5. Give unpopular characters puppies
Is it important to like your characters, we asked Lydia? Her response was clear: you don’t have to like them, but you do have to understand them.
With Lux, Lydia was deliberately trying to challenge ideas of privilege and entitlement. That means Lux displays these traits and is fallible; some readers will find her unsympathetic as a result but all readers will consider her a fully rounded, credible person. Fully-fledged characters? They are any writer’s Holy Grail but can you soften unpopular characters up? “Yeah, give them a puppy,” deadpanned Lydia, which had our audience hooting.

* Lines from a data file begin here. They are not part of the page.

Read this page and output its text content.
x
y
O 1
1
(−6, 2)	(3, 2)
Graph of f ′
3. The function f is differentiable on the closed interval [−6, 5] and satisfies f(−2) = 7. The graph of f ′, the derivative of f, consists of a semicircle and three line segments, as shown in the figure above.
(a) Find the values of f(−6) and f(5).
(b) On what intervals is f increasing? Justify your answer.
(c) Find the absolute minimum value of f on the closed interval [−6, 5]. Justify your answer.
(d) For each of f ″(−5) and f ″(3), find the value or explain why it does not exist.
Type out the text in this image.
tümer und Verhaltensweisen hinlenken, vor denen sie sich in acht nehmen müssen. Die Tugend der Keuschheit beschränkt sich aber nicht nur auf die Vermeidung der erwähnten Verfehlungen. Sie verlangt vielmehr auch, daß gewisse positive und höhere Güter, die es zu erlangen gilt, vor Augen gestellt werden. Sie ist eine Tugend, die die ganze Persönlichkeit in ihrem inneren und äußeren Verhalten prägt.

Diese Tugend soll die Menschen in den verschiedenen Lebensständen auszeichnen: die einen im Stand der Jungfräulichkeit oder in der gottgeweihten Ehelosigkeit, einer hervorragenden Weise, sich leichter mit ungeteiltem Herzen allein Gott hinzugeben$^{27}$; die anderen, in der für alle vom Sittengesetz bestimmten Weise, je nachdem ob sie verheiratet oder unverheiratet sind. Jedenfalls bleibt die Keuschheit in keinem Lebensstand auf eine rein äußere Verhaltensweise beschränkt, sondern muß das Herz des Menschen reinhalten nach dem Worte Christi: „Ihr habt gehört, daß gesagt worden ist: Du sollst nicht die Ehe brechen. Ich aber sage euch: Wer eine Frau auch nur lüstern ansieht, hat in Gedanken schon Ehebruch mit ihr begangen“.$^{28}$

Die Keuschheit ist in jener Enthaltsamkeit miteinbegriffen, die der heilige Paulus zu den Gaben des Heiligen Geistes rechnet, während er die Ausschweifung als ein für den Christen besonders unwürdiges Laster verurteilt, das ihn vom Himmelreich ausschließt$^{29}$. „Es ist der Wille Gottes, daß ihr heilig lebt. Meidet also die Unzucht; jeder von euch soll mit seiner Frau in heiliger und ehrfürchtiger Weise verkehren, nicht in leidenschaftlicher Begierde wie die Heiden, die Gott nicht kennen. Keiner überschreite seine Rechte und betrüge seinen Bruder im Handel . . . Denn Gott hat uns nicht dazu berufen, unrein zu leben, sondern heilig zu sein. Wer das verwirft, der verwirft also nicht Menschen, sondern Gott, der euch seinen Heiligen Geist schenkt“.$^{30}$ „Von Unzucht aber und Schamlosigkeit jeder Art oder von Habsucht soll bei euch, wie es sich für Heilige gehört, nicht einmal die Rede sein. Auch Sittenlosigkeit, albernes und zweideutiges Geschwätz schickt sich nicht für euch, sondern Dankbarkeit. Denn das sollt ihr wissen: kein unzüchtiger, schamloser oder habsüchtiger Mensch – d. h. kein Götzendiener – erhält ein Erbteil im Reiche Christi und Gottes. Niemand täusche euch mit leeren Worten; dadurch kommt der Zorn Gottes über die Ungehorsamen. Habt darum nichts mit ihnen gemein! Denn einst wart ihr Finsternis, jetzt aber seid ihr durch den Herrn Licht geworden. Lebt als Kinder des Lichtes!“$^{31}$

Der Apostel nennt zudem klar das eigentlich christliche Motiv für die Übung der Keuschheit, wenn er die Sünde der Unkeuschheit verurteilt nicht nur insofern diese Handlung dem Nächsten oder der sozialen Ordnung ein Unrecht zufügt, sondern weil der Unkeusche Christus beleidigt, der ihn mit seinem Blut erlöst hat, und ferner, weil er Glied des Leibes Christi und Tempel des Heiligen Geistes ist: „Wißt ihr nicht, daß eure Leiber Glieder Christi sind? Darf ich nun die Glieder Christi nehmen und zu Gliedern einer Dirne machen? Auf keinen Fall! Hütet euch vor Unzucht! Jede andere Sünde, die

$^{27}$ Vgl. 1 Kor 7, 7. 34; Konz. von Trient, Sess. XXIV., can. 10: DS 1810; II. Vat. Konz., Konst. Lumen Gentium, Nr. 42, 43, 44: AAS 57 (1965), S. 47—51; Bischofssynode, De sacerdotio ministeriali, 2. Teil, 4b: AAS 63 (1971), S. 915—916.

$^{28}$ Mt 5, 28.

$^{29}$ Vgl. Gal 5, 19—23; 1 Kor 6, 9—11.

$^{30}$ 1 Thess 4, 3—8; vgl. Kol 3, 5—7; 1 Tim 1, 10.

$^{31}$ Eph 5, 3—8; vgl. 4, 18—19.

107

6. Want to get published? Stop treating writing like a hobby
With three alumni of the Faber Academy on our bill (Emma, Felicia and Lydia are all graduates) as well as two authors who grafted their way to the top, this advice could have come from any of our authors; as it was, it came from Emma Flint, author of the spectacular Little Deaths.
Emma recounted the time time a tutor on a renowned writing course told her she was a writer. I admit: I shed a tear. For Emma, it was the turning point that made her go pro but her advice remains: treat yourself like a writer or you won’t get anywhere.
7. Keep going
If we have said it once we have said it a kerjilion times but this one piece of advice may be the most important of all.
“I wrote a book when I was 10,” Emma told us. “Then I wrote a book when I was 20 about being in your twenties and feeling lost – it should never see the light of day. It took me 30 years to get published.”
We have a pretty good feeling that Little Deaths is only the beginning for Emma Flint.